Trust Calibration & Verification

Weight: 17%

Sources verified Dec 22, 20252 sources changed

Why It Matters

Veracode 2025: AI-generated code introduced security flaws in 45% of controlled tests (unreviewed raw output; varies by language—Java 72%, Python 38%). Harness 2025: 67% of developers spend more time debugging AI-generated code than before. METR found experienced devs feel 20% faster while actually being 19% slower—a dangerous perception gap. Review fatigue is now a critical concern.

Learn More

ConceptUnderstand hallucination patterns and when AI fails
ConversationLearn to identify and handle AI-generated errors
ExercisePractice detecting and fixing AI mistakes
ExerciseBuild evaluation pipelines for AI output quality assurance

Assessment Questions (9)

Maximum possible score: 43 points

○ Q1 single choice 5 pts

What do you typically do before accepting a Copilot suggestion?

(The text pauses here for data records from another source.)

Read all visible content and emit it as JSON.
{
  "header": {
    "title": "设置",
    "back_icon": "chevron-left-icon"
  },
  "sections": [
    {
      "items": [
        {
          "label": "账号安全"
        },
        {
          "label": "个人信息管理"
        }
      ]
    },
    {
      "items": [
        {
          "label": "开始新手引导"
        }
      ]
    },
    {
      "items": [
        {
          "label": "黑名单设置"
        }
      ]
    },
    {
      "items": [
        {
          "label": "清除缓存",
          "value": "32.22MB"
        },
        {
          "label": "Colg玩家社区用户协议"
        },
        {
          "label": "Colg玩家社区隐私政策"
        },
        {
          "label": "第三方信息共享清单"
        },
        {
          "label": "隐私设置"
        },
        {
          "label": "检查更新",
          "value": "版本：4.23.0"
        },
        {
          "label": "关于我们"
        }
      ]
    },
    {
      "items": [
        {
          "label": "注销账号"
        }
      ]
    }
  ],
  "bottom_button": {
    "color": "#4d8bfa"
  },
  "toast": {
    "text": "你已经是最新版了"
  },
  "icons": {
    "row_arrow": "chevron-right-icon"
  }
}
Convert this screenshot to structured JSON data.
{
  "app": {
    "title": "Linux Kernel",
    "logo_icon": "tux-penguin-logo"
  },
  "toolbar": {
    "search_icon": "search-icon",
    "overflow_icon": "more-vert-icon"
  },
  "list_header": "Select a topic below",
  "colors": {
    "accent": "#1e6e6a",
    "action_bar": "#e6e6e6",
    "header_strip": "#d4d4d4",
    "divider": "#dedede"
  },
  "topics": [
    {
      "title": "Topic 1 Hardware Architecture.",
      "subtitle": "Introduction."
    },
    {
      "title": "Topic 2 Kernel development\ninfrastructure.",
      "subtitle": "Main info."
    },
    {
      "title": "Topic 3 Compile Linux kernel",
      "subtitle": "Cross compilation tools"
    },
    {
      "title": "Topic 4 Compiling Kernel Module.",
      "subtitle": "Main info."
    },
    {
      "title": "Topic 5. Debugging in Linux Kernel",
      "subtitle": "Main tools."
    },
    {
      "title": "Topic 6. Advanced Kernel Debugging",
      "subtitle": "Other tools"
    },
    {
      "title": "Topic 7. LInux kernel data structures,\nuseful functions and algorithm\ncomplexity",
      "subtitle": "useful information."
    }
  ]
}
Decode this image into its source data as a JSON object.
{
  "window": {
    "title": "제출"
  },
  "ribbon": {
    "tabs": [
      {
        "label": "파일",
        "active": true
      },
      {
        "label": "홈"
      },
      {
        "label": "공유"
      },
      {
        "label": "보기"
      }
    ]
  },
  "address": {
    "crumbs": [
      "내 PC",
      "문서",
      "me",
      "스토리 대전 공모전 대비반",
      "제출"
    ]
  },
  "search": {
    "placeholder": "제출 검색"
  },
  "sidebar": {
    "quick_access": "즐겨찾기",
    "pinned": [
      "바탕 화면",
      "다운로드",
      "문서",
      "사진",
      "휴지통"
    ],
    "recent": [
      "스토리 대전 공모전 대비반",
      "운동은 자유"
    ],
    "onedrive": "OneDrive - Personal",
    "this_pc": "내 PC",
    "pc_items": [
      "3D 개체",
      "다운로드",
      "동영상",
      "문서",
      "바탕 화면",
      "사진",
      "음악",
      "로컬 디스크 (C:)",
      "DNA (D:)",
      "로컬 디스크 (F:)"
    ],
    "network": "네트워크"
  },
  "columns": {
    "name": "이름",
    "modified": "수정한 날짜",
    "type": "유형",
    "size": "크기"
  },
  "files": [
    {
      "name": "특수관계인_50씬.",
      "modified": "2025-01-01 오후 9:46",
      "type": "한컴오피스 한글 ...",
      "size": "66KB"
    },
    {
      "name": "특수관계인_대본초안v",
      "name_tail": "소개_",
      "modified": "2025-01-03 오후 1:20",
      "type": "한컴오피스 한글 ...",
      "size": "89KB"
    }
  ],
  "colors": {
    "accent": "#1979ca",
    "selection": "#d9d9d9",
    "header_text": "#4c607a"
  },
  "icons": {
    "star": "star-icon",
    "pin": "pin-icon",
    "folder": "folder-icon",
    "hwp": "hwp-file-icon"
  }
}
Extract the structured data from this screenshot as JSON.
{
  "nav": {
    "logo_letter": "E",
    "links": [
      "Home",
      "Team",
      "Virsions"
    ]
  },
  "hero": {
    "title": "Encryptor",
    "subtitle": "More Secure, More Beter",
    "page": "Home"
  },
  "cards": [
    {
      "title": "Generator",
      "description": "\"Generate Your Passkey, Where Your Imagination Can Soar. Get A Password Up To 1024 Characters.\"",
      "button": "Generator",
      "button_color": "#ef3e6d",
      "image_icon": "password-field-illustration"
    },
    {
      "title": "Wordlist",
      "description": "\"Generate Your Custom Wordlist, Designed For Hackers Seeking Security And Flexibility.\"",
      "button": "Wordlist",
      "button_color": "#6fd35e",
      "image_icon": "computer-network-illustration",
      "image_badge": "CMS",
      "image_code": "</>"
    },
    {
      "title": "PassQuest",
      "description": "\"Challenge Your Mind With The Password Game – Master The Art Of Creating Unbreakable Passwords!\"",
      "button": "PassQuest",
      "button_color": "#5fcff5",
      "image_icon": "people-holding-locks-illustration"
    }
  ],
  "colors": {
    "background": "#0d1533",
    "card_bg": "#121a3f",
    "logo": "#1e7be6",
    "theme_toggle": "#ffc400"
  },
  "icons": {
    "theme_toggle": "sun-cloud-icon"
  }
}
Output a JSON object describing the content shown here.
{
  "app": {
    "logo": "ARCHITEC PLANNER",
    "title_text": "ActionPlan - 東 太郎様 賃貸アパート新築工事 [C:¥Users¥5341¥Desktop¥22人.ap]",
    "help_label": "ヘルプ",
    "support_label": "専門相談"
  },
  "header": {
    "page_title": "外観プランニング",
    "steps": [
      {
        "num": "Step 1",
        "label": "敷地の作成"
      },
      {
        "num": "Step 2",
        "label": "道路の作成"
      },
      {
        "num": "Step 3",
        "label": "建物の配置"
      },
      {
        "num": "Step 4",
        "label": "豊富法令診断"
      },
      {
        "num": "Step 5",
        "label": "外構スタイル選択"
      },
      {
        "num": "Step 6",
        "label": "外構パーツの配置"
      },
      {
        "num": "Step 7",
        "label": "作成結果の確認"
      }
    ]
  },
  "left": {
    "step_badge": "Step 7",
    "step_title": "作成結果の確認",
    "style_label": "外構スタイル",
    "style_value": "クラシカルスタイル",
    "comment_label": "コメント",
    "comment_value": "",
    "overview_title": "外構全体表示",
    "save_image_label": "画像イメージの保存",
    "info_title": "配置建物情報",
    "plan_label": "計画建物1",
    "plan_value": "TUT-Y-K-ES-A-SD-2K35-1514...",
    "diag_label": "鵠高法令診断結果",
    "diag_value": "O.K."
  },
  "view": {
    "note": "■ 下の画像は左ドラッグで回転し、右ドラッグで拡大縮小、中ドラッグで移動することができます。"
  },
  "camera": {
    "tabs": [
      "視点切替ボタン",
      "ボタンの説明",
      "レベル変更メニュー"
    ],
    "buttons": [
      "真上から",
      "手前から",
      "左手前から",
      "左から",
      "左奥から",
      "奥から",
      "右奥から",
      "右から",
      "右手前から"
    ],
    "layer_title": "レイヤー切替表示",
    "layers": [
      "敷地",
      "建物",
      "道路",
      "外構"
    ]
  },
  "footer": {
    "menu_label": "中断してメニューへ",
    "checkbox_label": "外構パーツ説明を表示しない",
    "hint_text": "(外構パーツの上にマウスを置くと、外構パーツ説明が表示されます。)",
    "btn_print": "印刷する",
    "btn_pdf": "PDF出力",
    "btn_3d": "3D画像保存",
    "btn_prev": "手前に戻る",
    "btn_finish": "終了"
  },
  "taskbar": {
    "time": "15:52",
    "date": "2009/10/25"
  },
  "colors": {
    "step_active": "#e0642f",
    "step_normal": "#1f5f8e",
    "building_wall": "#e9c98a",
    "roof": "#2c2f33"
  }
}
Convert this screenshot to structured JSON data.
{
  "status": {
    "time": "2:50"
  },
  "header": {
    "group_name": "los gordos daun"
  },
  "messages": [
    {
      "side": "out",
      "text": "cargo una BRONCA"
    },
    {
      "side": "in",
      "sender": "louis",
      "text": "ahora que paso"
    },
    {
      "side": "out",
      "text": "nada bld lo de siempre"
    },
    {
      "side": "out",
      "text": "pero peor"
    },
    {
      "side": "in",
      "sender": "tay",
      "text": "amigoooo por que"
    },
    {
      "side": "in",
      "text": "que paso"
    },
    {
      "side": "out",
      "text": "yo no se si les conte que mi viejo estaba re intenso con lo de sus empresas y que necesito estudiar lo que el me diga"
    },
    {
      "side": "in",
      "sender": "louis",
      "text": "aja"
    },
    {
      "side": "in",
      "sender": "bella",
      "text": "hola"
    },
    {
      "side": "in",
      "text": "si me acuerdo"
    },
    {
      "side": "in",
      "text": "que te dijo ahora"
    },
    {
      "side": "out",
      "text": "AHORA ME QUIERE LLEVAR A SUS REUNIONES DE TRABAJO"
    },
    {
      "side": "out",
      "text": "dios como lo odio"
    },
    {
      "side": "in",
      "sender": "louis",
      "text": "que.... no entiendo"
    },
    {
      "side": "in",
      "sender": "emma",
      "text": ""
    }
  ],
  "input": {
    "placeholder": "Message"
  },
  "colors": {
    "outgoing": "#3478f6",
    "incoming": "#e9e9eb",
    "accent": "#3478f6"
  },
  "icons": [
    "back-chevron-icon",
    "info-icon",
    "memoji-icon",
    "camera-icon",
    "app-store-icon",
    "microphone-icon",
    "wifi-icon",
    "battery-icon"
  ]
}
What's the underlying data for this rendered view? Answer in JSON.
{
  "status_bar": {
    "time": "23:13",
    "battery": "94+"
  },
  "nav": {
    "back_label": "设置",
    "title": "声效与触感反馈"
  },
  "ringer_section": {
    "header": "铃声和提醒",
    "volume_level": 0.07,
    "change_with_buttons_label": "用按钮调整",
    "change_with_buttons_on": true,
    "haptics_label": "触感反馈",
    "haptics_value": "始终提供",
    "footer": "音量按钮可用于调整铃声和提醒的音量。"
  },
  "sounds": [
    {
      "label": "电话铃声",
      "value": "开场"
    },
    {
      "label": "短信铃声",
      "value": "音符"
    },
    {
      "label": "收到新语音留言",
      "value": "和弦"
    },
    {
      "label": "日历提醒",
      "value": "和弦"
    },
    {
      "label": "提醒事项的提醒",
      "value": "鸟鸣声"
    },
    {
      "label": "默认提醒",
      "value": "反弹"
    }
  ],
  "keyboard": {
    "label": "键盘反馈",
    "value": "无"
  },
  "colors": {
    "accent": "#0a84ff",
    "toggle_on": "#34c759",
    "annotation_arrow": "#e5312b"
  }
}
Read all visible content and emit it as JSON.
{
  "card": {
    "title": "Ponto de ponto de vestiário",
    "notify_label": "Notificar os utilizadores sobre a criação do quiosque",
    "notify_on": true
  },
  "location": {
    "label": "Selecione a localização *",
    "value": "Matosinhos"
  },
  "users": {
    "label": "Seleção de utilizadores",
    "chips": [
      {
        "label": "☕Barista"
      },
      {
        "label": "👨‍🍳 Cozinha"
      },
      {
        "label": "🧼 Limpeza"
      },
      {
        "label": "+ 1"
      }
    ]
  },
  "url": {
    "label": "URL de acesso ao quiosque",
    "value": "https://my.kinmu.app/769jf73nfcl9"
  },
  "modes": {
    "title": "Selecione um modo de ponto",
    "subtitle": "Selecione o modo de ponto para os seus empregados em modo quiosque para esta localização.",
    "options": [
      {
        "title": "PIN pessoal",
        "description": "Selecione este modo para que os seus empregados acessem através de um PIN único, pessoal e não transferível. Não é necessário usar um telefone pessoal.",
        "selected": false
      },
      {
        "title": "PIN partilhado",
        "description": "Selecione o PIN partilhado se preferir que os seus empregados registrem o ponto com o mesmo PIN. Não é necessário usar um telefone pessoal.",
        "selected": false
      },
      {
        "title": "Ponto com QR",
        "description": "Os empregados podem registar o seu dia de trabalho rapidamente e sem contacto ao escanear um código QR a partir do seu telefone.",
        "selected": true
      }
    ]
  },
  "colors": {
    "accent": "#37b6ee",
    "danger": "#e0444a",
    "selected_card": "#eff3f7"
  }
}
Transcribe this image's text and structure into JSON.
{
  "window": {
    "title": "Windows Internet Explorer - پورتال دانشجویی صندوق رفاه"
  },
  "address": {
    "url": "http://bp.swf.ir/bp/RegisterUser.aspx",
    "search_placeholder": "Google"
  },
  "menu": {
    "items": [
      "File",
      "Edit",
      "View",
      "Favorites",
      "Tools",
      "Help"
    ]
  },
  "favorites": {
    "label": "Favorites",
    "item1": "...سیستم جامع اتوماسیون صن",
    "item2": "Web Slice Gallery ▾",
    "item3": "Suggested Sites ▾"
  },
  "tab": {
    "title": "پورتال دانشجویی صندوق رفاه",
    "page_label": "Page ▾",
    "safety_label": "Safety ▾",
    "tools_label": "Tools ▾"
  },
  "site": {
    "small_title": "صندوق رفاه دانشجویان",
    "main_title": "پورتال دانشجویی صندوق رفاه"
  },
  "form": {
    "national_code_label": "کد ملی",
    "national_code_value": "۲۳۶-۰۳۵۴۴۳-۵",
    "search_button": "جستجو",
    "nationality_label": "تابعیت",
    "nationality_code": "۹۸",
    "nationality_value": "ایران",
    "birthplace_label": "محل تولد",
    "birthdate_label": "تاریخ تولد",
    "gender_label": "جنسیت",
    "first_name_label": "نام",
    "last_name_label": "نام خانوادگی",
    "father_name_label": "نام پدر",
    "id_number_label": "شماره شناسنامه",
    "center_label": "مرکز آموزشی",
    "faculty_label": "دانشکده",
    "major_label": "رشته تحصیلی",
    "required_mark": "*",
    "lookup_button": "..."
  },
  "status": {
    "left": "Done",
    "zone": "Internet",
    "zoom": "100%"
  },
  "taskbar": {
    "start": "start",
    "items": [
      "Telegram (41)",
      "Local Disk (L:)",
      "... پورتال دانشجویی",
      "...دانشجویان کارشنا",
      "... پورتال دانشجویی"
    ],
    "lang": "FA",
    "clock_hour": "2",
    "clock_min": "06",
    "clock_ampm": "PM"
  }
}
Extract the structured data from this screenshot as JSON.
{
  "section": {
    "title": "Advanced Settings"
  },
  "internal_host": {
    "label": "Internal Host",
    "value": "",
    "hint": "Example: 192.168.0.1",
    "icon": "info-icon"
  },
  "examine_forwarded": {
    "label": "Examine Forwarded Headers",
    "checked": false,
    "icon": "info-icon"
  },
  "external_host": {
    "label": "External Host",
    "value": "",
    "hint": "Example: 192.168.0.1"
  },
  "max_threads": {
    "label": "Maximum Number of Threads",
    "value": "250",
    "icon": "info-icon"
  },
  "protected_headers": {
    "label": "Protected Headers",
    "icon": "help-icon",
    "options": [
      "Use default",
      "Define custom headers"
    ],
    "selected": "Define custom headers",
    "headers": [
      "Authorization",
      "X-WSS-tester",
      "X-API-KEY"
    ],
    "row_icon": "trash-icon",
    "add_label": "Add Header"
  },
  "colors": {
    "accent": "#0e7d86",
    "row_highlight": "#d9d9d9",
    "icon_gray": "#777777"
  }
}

[0] Accept immediately if it looks roughly right

[1] Quick glance - a few seconds review

[2] Careful read-through of the code

[3] Read-through plus mental/actual execution trace

[4] Full review including running tests

[5] Security-aware review (OWASP Top 10 check)

○ Q2 single choice 4 pts

Approximately what percentage of Copilot suggestions do you accept?

[3] 0-20%

[4] 21-35%

[3] 36-50%

[2] 51-70%

[0] 71-100%

Note: 2025 benchmark: 30-33% is healthy. Healthcare/regulated at 50-60%. Startups at 75% (too high). >70% is a red flag.

○ Q3 single choice 4 pts

In the past month, how often did you discover an error in AI-generated code AFTER accepting it?

[3] Never

[4] 1-2 times

[2] 3-5 times

[1] 6-10 times

[0] More than 10 times

Note: 1-2 times scores highest—indicates you use AI enough to encounter issues but catch most before acceptance

○ Q4 single choice 5 pts

Are you aware that AI-generated code introduced security flaws in 45% of coding tests (Veracode 2025)?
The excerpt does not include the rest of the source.